Je conclus. Nous demandons des textes, nous aussi, des publications à la portée de tous. Qu’on ne nous dise pas : Vous trouverez un fragment curieux dans telle série de tel bulletin, qui est chez quelqu’un, à tel folio, qui vous renverra au mémoire du professeur X…, lequel se réfère à la version du professeur Y…, de Berlin… Il n’y a de livres efficaces que ceux qu’on trouve chez le libraire. — Nous demandons plus, car les textes du XIIe siècle sont accessibles à bien peu de nos concitoyens : nous demandons pour eux des traductions en langage moderne, et, si tout n’en vaut pas ! a peine, des arrangemens, — disons l’affreux mot, — comme ceux où les érudits de 1830 ne dédaignaient pas de mettre la main. Oh ! nous ne réclamons pas les quatre millions de vers épiques décrétés par M. Fortoul ! Une bonne mise au point de Tristan et Iseut, pour commencer ; la leçon que vous choisirez, Béroul ou Eilhart, Thomas ou Gotfrid, une fusion abrégée de ces diverses sources si vous préférez, une restitution du noyau primitif si vous osez la tenter : ceci est votre affaire. Puis trois ou quatre poèmes des différens cycles, les plus typiques, les plus représentatifs ; ici encore, les maîtres romanisans peuvent seuls faire des choix judicieux. Cette tâche est-elle inconciliable avec leurs travaux professionnels ? Craignent-ils qu’elle les fasse déroger ? Qu’ils y préparent du moins quelques-uns de leurs élèves, dont nous serons les obligés. Sinon, il est facile de prévoir ce qui arrivera : un vulgarisateur quelconque tentera l’aventure, s’en acquittera mal, y recueillera néanmoins honneur et profit, et fera oublier le laborieux dévouement, les immenses services obscurs de ceux qui lui auront préparé ce butin. Ce sera une grande injustice, sous laquelle il y aura un peu de justice.

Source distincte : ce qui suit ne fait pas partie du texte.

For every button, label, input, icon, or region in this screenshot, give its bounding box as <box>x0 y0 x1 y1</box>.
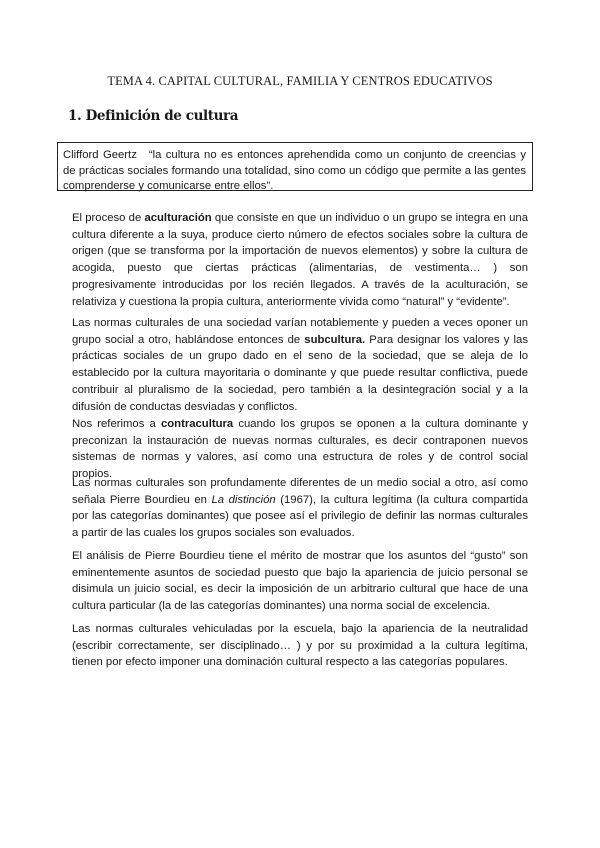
term-aculturacion: aculturación <box>144 212 212 224</box>
paragraph-aculturacion <box>72 210 528 310</box>
paragraph-text: que consiste en que un individuo o un grupo se integra en una cultura diferente a la suya, produce cierto número de efectos sociales sobre la cultura de origen (que se transforma por la importación de nuevos elementos) y sobre la cultura de acogida, puesto que ciertas prácticas (alimentarias, de vestimenta… ) son progresivamente introducidas por los recién llegados. A través de la aculturación, se relativiza y cuestiona la propia cultura, anteriormente vivida como “natural” y “evidente”. <box>72 212 528 308</box>
paragraph-text: Las normas culturales son profundamente diferentes de un medio social a otro, así como señala Pierre Bourdieu en <box>72 477 528 506</box>
paragraph-subcultura <box>72 315 528 415</box>
paragraph-text: Para designar los valores y las prácticas sociales de un grupo dado en el seno de la sociedad, que se aleja de lo establecido por la cultura mayoritaria o dominante y que puede resultar conflictiva, puede contribuir al pluralismo de la sociedad, pero también a la desintegración social y a la difusión de conductas desviadas y conflictos. <box>72 333 528 413</box>
paragraph-normas-culturales <box>72 475 528 542</box>
paragraph-bourdieu-gusto <box>72 548 528 615</box>
paragraph-escuela <box>72 621 528 671</box>
paragraph-contracultura <box>72 416 528 483</box>
book-title: La distinción <box>211 493 276 506</box>
paragraph-text: (1967), la cultura legítima (la cultura compartida por las categorías dominantes) que posee así el privilegio de definir las normas culturales a partir de las cuales los grupos sociales son evaluados. <box>72 493 528 540</box>
quote-box <box>57 142 533 191</box>
paragraph-text: El proceso de <box>72 212 145 224</box>
section-heading: 1. Definición de cultura <box>68 108 239 124</box>
paragraph-text: Las normas culturales vehiculadas por la escuela, bajo la apariencia de la neutralidad (escribir correctamente, ser disciplinado… ) y por su proximidad a la cultura legítima, tienen por efecto imponer una dominación cultural respecto a las categorías populares. <box>72 623 528 669</box>
term-contracultura: contracultura <box>160 418 234 430</box>
quote-text: “la cultura no es entonces aprehendida como un conjunto de creencias y de prácticas sociales formando una totalidad, sino como un código que permite a las gentes comprenderse y comunicarse entre ellos”. <box>63 149 526 193</box>
quote-author: Clifford Geertz <box>63 149 137 161</box>
paragraph-text: Las normas culturales de una sociedad varían notablemente y pueden a veces oponer un grupo social a otro, hablándose entonces de <box>72 317 528 346</box>
paragraph-text: cuando los grupos se oponen a la cultura dominante y preconizan la instauración de nuevas normas culturales, es decir contraponen nuevos sistemas de normas y valores, así como una estructura de roles y de control social propios. <box>72 418 528 481</box>
paragraph-text: Nos referimos a <box>72 418 161 430</box>
page-title: TEMA 4. CAPITAL CULTURAL, FAMILIA Y CENTROS EDUCATIVOS <box>107 74 493 88</box>
term-subcultura: subcultura. <box>304 333 366 346</box>
paragraph-text: El análisis de Pierre Bourdieu tiene el mérito de mostrar que los asuntos del “gusto” son eminentemente asuntos de sociedad puesto que bajo la apariencia de juicio personal se disimula un juicio social, es decir la imposición de un arbitrario cultural que hace de una cultura particular (la de las categorías dominantes) una norma social de excelencia. <box>72 550 528 613</box>
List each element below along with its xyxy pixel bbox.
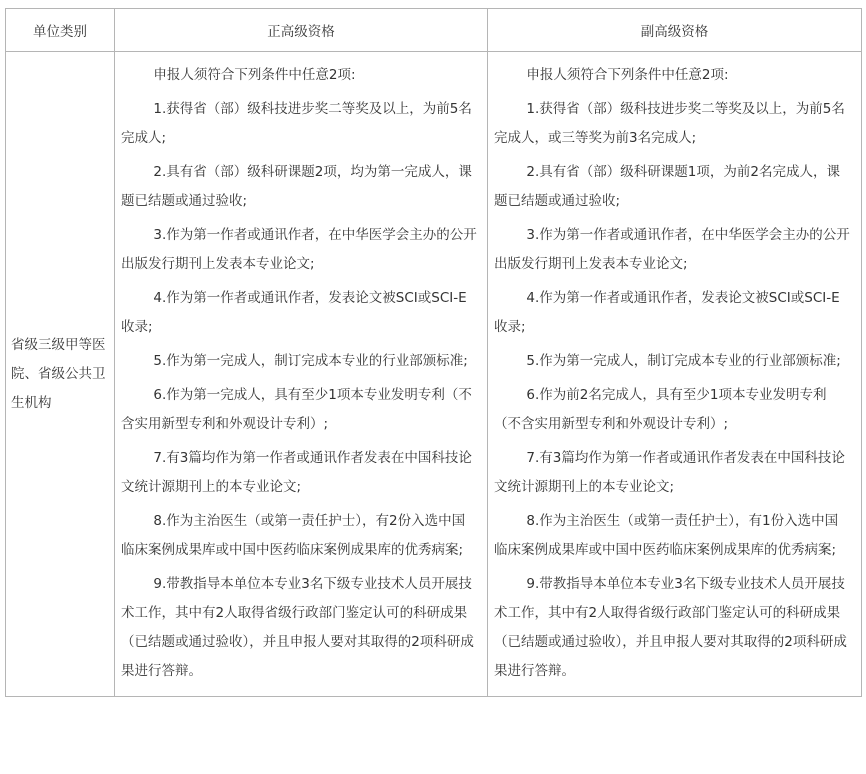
associate-criteria-cell <box>488 52 862 697</box>
header-senior-qualification: 正高级资格 <box>115 9 488 52</box>
senior-criterion-6: 6.作为第一完成人，具有至少1项本专业发明专利（不含实用新型专利和外观设计专利）; <box>121 387 472 432</box>
senior-criterion-5: 5.作为第一完成人，制订完成本专业的行业部颁标准; <box>153 353 468 369</box>
associate-intro: 申报人须符合下列条件中任意2项: <box>526 67 729 83</box>
senior-criterion-4: 4.作为第一作者或通讯作者，发表论文被SCI或SCI-E收录; <box>121 290 467 335</box>
unit-type-cell: 省级三级甲等医院、省级公共卫生机构 <box>6 52 115 697</box>
associate-criterion-9: 9.带教指导本单位本专业3名下级专业技术人员开展技术工作，其中有2人取得省级行政部门鉴定认可的科研成果（已结题或通过验收），并且申报人要对其取得的2项科研成果进行答辩。 <box>494 576 847 679</box>
associate-criterion-6: 6.作为前2名完成人，具有至少1项本专业发明专利（不含实用新型专利和外观设计专利）; <box>494 387 827 432</box>
associate-criterion-5: 5.作为第一完成人，制订完成本专业的行业部颁标准; <box>526 353 841 369</box>
associate-criterion-3: 3.作为第一作者或通讯作者，在中华医学会主办的公开出版发行期刊上发表本专业论文; <box>494 227 850 272</box>
senior-criteria-cell <box>115 52 488 697</box>
senior-criterion-3: 3.作为第一作者或通讯作者，在中华医学会主办的公开出版发行期刊上发表本专业论文; <box>121 227 477 272</box>
table-row <box>6 52 862 697</box>
associate-criterion-1: 1.获得省（部）级科技进步奖二等奖及以上，为前5名完成人，或三等奖为前3名完成人; <box>494 101 845 146</box>
associate-criterion-7: 7.有3篇均作为第一作者或通讯作者发表在中国科技论文统计源期刊上的本专业论文; <box>494 450 845 495</box>
header-unit-type: 单位类别 <box>6 9 115 52</box>
header-associate-qualification: 副高级资格 <box>488 9 862 52</box>
senior-criterion-9: 9.带教指导本单位本专业3名下级专业技术人员开展技术工作，其中有2人取得省级行政部门鉴定认可的科研成果（已结题或通过验收），并且申报人要对其取得的2项科研成果进行答辩。 <box>121 576 474 679</box>
senior-criterion-1: 1.获得省（部）级科技进步奖二等奖及以上，为前5名完成人; <box>121 101 472 146</box>
senior-criterion-8: 8.作为主治医生（或第一责任护士），有2份入选中国临床案例成果库或中国中医药临床案例成果库的优秀病案; <box>121 513 466 558</box>
associate-criterion-2: 2.具有省（部）级科研课题1项，为前2名完成人，课题已结题或通过验收; <box>494 164 840 209</box>
senior-criterion-7: 7.有3篇均作为第一作者或通讯作者发表在中国科技论文统计源期刊上的本专业论文; <box>121 450 472 495</box>
senior-intro: 申报人须符合下列条件中任意2项: <box>153 67 356 83</box>
senior-criterion-2: 2.具有省（部）级科研课题2项，均为第一完成人，课题已结题或通过验收; <box>121 164 472 209</box>
associate-criterion-4: 4.作为第一作者或通讯作者，发表论文被SCI或SCI-E收录; <box>494 290 840 335</box>
table-header-row <box>6 9 862 52</box>
associate-criterion-8: 8.作为主治医生（或第一责任护士），有1份入选中国临床案例成果库或中国中医药临床案例成果库的优秀病案; <box>494 513 839 558</box>
qualification-table <box>5 8 862 697</box>
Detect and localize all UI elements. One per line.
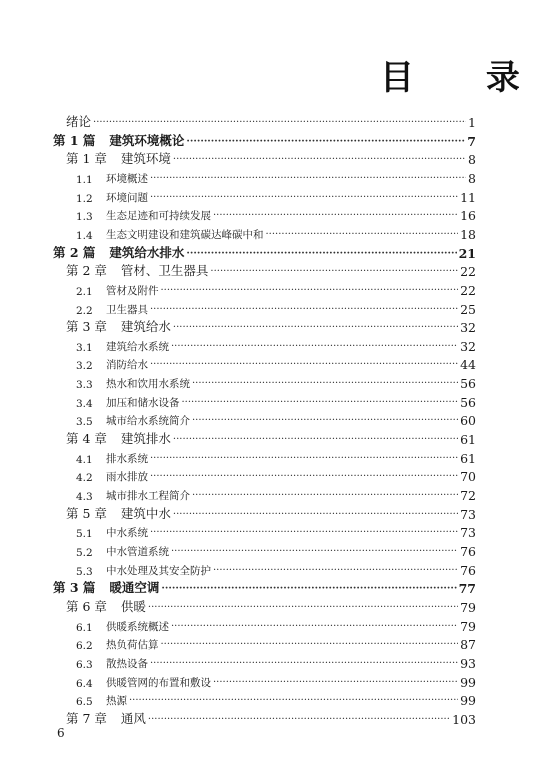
toc-entry-title: 管材、卫生器具 [120, 263, 209, 279]
toc-leader-dots [182, 392, 459, 410]
toc-entry-number: 3.1 [76, 341, 93, 354]
toc-entry-chapter[interactable] [66, 709, 476, 727]
toc-entry-number: 第 5 章 [66, 505, 107, 521]
toc-entry-chapter[interactable] [66, 429, 476, 447]
toc-entry-number: 第 1 章 [66, 151, 107, 167]
toc-entry-number: 第 6 章 [66, 598, 107, 614]
toc-entry-number: 第 2 章 [66, 263, 107, 279]
toc-entry-section[interactable] [76, 466, 476, 484]
toc-leader-dots [186, 243, 456, 261]
toc-leader-dots [161, 634, 459, 652]
page-title: 目 录 [380, 58, 550, 98]
toc-entry-section[interactable] [76, 672, 476, 690]
toc-entry-title: 中水管道系统 [106, 545, 169, 558]
toc-entry-number: 5.3 [76, 565, 93, 578]
toc-entry-title: 建筑排水 [120, 431, 171, 447]
toc-leader-dots [213, 672, 458, 690]
toc-entry-number: 第 2 篇 [53, 244, 96, 260]
toc-leader-dots [171, 336, 458, 354]
toc-entry-section[interactable] [76, 354, 476, 372]
toc-entry-section[interactable] [76, 224, 476, 242]
toc-entry-title: 建筑给水系统 [106, 340, 169, 353]
toc-entry-title: 环境概述 [106, 172, 148, 185]
toc-entry-section[interactable] [76, 690, 476, 708]
toc-entry-number: 3.2 [76, 360, 93, 373]
toc-leader-dots [150, 168, 466, 186]
toc-entry-page: 60 [460, 413, 476, 429]
toc-entry-chapter[interactable] [66, 149, 476, 167]
toc-entry-page: 18 [460, 226, 476, 242]
toc-leader-dots [186, 131, 465, 149]
toc-leader-dots [150, 187, 458, 205]
toc-entry-page: 61 [460, 450, 476, 466]
toc-leader-dots [129, 690, 458, 708]
toc-leader-dots [210, 261, 458, 279]
toc-entry-section[interactable] [76, 616, 476, 634]
toc-entry-section[interactable] [76, 410, 476, 428]
toc-leader-dots [192, 373, 458, 391]
toc-entry-section[interactable] [76, 634, 476, 652]
toc-entry-page: 56 [460, 394, 476, 410]
toc-entry-chapter[interactable] [66, 261, 476, 279]
toc-leader-dots [173, 429, 458, 447]
toc-entry-number: 第 3 篇 [53, 580, 96, 596]
toc-entry-page: 8 [468, 170, 476, 186]
toc-entry-title: 城市给水系统简介 [106, 415, 190, 428]
toc-leader-dots [150, 299, 458, 317]
toc-entry-page: 22 [460, 282, 476, 298]
toc-leader-dots [150, 466, 458, 484]
toc-entry-page: 73 [460, 525, 476, 541]
toc-entry-title: 建筑给水 [120, 319, 171, 335]
toc-leader-dots [150, 653, 458, 671]
toc-entry-section[interactable] [76, 541, 476, 559]
toc-entry-section[interactable] [76, 168, 476, 186]
toc-entry-page: 32 [460, 320, 476, 336]
toc-entry-page: 16 [460, 208, 476, 224]
toc-entry-page: 99 [460, 693, 476, 709]
toc-entry-section[interactable] [76, 522, 476, 540]
toc-entry-page: 76 [460, 543, 476, 559]
toc-entry-title: 生态足迹和可持续发展 [106, 210, 211, 223]
toc-entry-number: 第 7 章 [66, 710, 107, 726]
toc-entry-section[interactable] [76, 336, 476, 354]
toc-entry-number: 4.1 [76, 453, 93, 466]
toc-leader-dots [192, 410, 458, 428]
toc-entry-title: 排水系统 [106, 452, 148, 465]
toc-leader-dots [150, 448, 458, 466]
toc-entry-section[interactable] [76, 448, 476, 466]
toc-entry-number: 5.1 [76, 528, 93, 541]
toc-entry-title: 供暖系统概述 [106, 620, 169, 633]
toc-entry-page: 25 [460, 301, 476, 317]
toc-leader-dots [150, 354, 458, 372]
toc-entry-section[interactable] [76, 205, 476, 223]
page-number: 6 [57, 726, 65, 740]
toc-leader-dots [161, 280, 459, 298]
toc-entry-number: 3.4 [76, 397, 93, 410]
toc-entry-number: 6.5 [76, 696, 93, 709]
toc-entry-number: 2.1 [76, 285, 93, 298]
toc-entry-title: 生态文明建设和建筑碳达峰碳中和 [106, 228, 264, 241]
toc-entry-page: 87 [460, 637, 476, 653]
toc-entry-page: 73 [460, 506, 476, 522]
toc-leader-dots [173, 504, 458, 522]
toc-entry-title: 热负荷估算 [106, 639, 159, 652]
toc-entry-section[interactable] [76, 392, 476, 410]
toc-entry-page: 44 [460, 357, 476, 373]
toc-entry-title: 建筑环境 [120, 151, 171, 167]
toc-entry-page: 70 [460, 469, 476, 485]
toc-entry-page: 76 [460, 562, 476, 578]
toc-entry-title: 暖通空调 [109, 580, 160, 596]
toc-entry-title: 供暖管网的布置和敷设 [106, 676, 211, 689]
toc-entry-number: 第 1 篇 [53, 132, 96, 148]
toc-entry-title: 城市排水工程简介 [106, 490, 190, 502]
toc-entry-number: 第 4 章 [66, 431, 107, 447]
toc-entry-page: 72 [460, 488, 476, 503]
toc-leader-dots [148, 709, 450, 727]
toc-entry-title: 建筑环境概论 [109, 132, 185, 148]
toc-entry-section[interactable] [76, 299, 476, 317]
toc-entry-number: 1.3 [76, 211, 93, 224]
toc-entry-number: 5.2 [76, 546, 93, 559]
toc-entry-part[interactable] [53, 131, 476, 149]
toc-leader-dots [173, 149, 466, 167]
toc-entry-chapter[interactable] [66, 317, 476, 335]
toc-entry-title: 热水和饮用水系统 [106, 378, 190, 391]
toc-entry-number: 6.1 [76, 621, 93, 634]
toc-entry-page: 61 [460, 432, 476, 448]
toc-entry-title: 建筑给水排水 [109, 244, 185, 260]
toc-entry-page: 56 [460, 376, 476, 392]
toc-entry-page: 79 [460, 618, 476, 634]
toc-entry-number: 3.3 [76, 379, 93, 392]
toc-entry-title: 散热设备 [106, 657, 148, 670]
toc-leader-dots [148, 597, 458, 615]
toc-entry-page: 103 [452, 711, 476, 727]
toc-entry-page: 93 [460, 655, 476, 671]
toc-entry-section[interactable] [76, 373, 476, 391]
toc-entry-title: 热源 [106, 695, 127, 708]
toc-entry-title: 绪论 [66, 114, 92, 129]
toc-entry-title: 卫生器具 [106, 303, 148, 316]
toc-entry-page: 22 [460, 264, 476, 280]
toc-entry-intro[interactable] [66, 112, 476, 130]
toc-entry-title: 通风 [120, 710, 146, 726]
toc-entry-page: 1 [468, 115, 476, 130]
toc-entry-page: 32 [460, 338, 476, 354]
toc-entry-page: 79 [460, 599, 476, 615]
toc-entry-number: 1.2 [76, 192, 93, 205]
toc-leader-dots [93, 112, 466, 130]
toc-entry-title: 供暖 [120, 598, 146, 614]
toc-entry-page: 99 [460, 674, 476, 690]
toc-leader-dots [173, 317, 458, 335]
toc-entry-number: 1.1 [76, 173, 93, 186]
toc-entry-part[interactable] [53, 243, 476, 261]
toc-entry-number: 2.2 [76, 304, 93, 317]
toc-entry-section[interactable] [76, 560, 476, 578]
toc-entry-number: 1.4 [76, 229, 93, 242]
toc-entry-page: 7 [467, 133, 476, 149]
toc-entry-number: 6.4 [76, 677, 93, 690]
toc-entry-title: 管材及附件 [106, 284, 159, 297]
toc-leader-dots [266, 224, 459, 242]
toc-leader-dots [161, 578, 456, 596]
toc-entry-page: 77 [458, 581, 476, 597]
toc-entry-number: 第 3 章 [66, 319, 107, 335]
toc-entry-title: 加压和储水设备 [106, 396, 180, 409]
toc-leader-dots [171, 616, 458, 634]
toc-leader-dots [213, 205, 458, 223]
toc-leader-dots [150, 522, 458, 540]
toc-entry-page: 8 [468, 152, 476, 168]
toc-entry-title: 雨水排放 [106, 471, 148, 484]
toc-entry-title: 消防给水 [106, 359, 148, 372]
toc-leader-dots [192, 485, 458, 503]
toc-entry-title: 中水系统 [106, 527, 148, 540]
toc-entry-title: 中水处理及其安全防护 [106, 564, 211, 577]
toc-entry-number: 4.3 [76, 491, 93, 503]
toc-entry-page: 11 [460, 189, 476, 205]
toc-entry-title: 环境问题 [106, 191, 148, 204]
toc-entry-section[interactable] [76, 280, 476, 298]
toc-entry-number: 6.3 [76, 658, 93, 671]
toc-entry-page: 21 [458, 245, 476, 261]
toc-entry-chapter[interactable] [66, 504, 476, 522]
toc-entry-part[interactable] [53, 578, 476, 596]
toc-entry-number: 6.2 [76, 640, 93, 653]
toc-entry-chapter[interactable] [66, 597, 476, 615]
toc-entry-number: 3.5 [76, 416, 93, 429]
toc-entry-section[interactable] [76, 187, 476, 205]
toc-leader-dots [171, 541, 458, 559]
toc-leader-dots [213, 560, 458, 578]
toc-entry-section[interactable] [76, 485, 476, 503]
toc-entry-number: 4.2 [76, 472, 93, 485]
toc-entry-section[interactable] [76, 653, 476, 671]
toc-entry-title: 建筑中水 [120, 505, 171, 521]
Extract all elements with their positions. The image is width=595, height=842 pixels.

J’entends bien que les savans répondent : « Notre sort n’est plus enviable. Un jour on nous traite de banqueroutiers ; le lendemain, de thésauriseurs, d’affreux capitalistes qu’il faut faire dégorger. » Non, mais de riches heureux, qui nous doivent la charité, à nous autres pauvres, qui la doivent à ce pays qu’ils honorent devant l’Europe savante. Je vais être maudit, compris, — et approuvé tout au fond, — par le philologue amoureux d’éloquence et de poésie qui m’a fourni l’occasion de cette plaidoirie : ce conseiller sagace, dont les avis littéraires font loi tout autant que ses arrêts scientifiques, est vraiment le plus admirable moine qu’on ait vu depuis saint Antoine ; il observe rigidement les grands vœux de sa règle, avec des tentations incessantes devant toutes les formes de la beauté spirituelle. Peut-être cédera-t-il à une tentation plus forte encore : en communiquant davantage leurs richesses, en réintroduisant dans nos organismes appauvris un peu de la moelle des os de nos pères, ses pareils et lui serviront bien « la douce France. » Ils serviront cette langue française qui naquit au pied de la tour de Babel, dans la confusion des idiomes, comme le raconte un compatriote et un justiciable de M. Gaston Paris, le ménestrel champenois Evrat : « Chaque pays, noble ou méprisable, a son langage. Tous sont étranges et barbares, excepté le langage français. C’est celui que Dieu entend de préférence, car il l’a fait beau et léger, et, mieux que tous les autres langages, il se prête à l’ampleur et à la brièveté. »


EUGENE-MELCHIOR DE VOGUE.

  1. La Poésie du moyen âge, première série, p. 219-220.
  2. Léon Gautier, les Épopées françaises, 3 vol. ; Victor Palmé, 1865.
  3. Le même, la Chanson de Roland, 2 vol. ; Marne et Cie, à Tours, 1872.
  4. Joseph Bédier, les Fabliaux, 1 vol. ; Paris, Emile Bouillon, 1893.